Saturday, July 30, 2005

DEEPLINKS: Random and compelling

There must be some psychological theorem to explain why a self-refreshing stream of the 50 most recent pictures posted to LiveJournal is so damn interesting...

Tuesday, July 12, 2005

IMHO: Five earworms

This story about the syndrome where your brain hears music constantly describes about 30 percent of my waking life. Just for fun, here's the top five singles burning up the charts in my synapses now:

5. Wilco, "Late Greats" (live version)

The addition of Nels Cline to the lineup has brought the band off that narrow King Crimson road it was heading down. Every live version of a track from "A Ghost Is Born" sounds far fresher with the new crew, and "Late Greats" gets that much better. Cline says Tweedy wants the record they're going to start this summer "to have a lot of groove." It's about damn time.

4. Herb Brown, "Never Gonna Dance," (from the 1936 musical "Swing Time")

Perhaps one of the more oddly depressive musical numbers of all time. "I'll put my shoes on beautiful trees/I'll give my rhythm back to the breeze/My dinner clothes may dine where they please/For all I really want is you." There's a wolf and a penny and Groucho Marx, too.

3. Brendan Benson, "Spit It Out"

Benson and Jack White are working on something of a Detroit-based superpop group called Raconteurs. Now would be a good time for Benson to do something different -- three albums of catchy pop songs should be enough to tide anyone over.

2. Imogen Heap, "Hide and Seek"

So I don't watch "The OC." So I didn't know Imogen Heap was in Frou Frou. All I care about is that whoever produced this little gem rescued the vocoder from its grim reputation as the reviver of Cher's career.

1. Sufjan Stevens, "John Wayne Gacy Jr."

I'll let Sufjan explain what he was thinking writing about a serial killer:

"I made a concerted effort to scrupulously evoke the series of events which led to his crime, and, considering the circumstances, that was not a pleasant task. In all the crime novels I'd skimmed and in all the news clippings I read, there was a deliberate obsession with finding the source of his depravity. What went wrong, everyone asked. What made him this way? Was it his abusive father? Was it a head injury? A doting mother?

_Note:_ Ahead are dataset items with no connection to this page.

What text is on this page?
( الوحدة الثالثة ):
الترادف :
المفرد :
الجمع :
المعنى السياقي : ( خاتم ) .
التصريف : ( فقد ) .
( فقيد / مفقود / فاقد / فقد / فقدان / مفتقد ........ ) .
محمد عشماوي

"I'm less interested in cause and effect, in terms of human iniquity. I believe we all have the capacity for murder. We are ruthless creatures. I felt insurmountable empathy not with his behavior, but with his nature, and there was nothing I could do to get around confessing that, however horrifying it sounds."

It's a quiet folk song, with that patchwork sound that Stevens uses for much of the Illinois record. The lyrics are simple and descriptive -- "Folding John Wayne's T-shirts/When the swingset hit his head" -- and walk right up to the scene of the crimes.

"Twenty-seven people, even more/They were boys with their cars, summer jobs/Oh my --" and here, Stevens lets out a soft wail, stretching the word "God" over three measures, blowing a cold breeze through the rest of the album. It may be the best song I've heard in many a year.

Thursday, July 07, 2005

DEEPLINKS: The end of BONG Bull



Charley Stough started the Burned-Out Newspapercreatures Guild (BONG) Bull e-mail newsletter in 1988, and kept dishing out its mix of an all-text comic strip, dusty newspaper parables and the occasional joke list on a nearly weekly basis until a few weeks ago. I started subscribing whilst learning The Craft, and find it hard to quantify just how much I picked up from the damn thing. BONG Bull was kinda funny, sometimes, and always well-put together, but through some mystical farrago it imparted more bedrock truth about journalism as we know it today than many years of urgent care from the brahmins at the review mags and pointy-head websites. I never did pick up Stough's merchandise, such as the typewriter-key cufflinks or my official Chagrin Falls Commercial Scimitar press badge (which was apparently used as a real press badge in hostile territories around the world), but the last tickets for Charley's nostalgia tour won't last forever.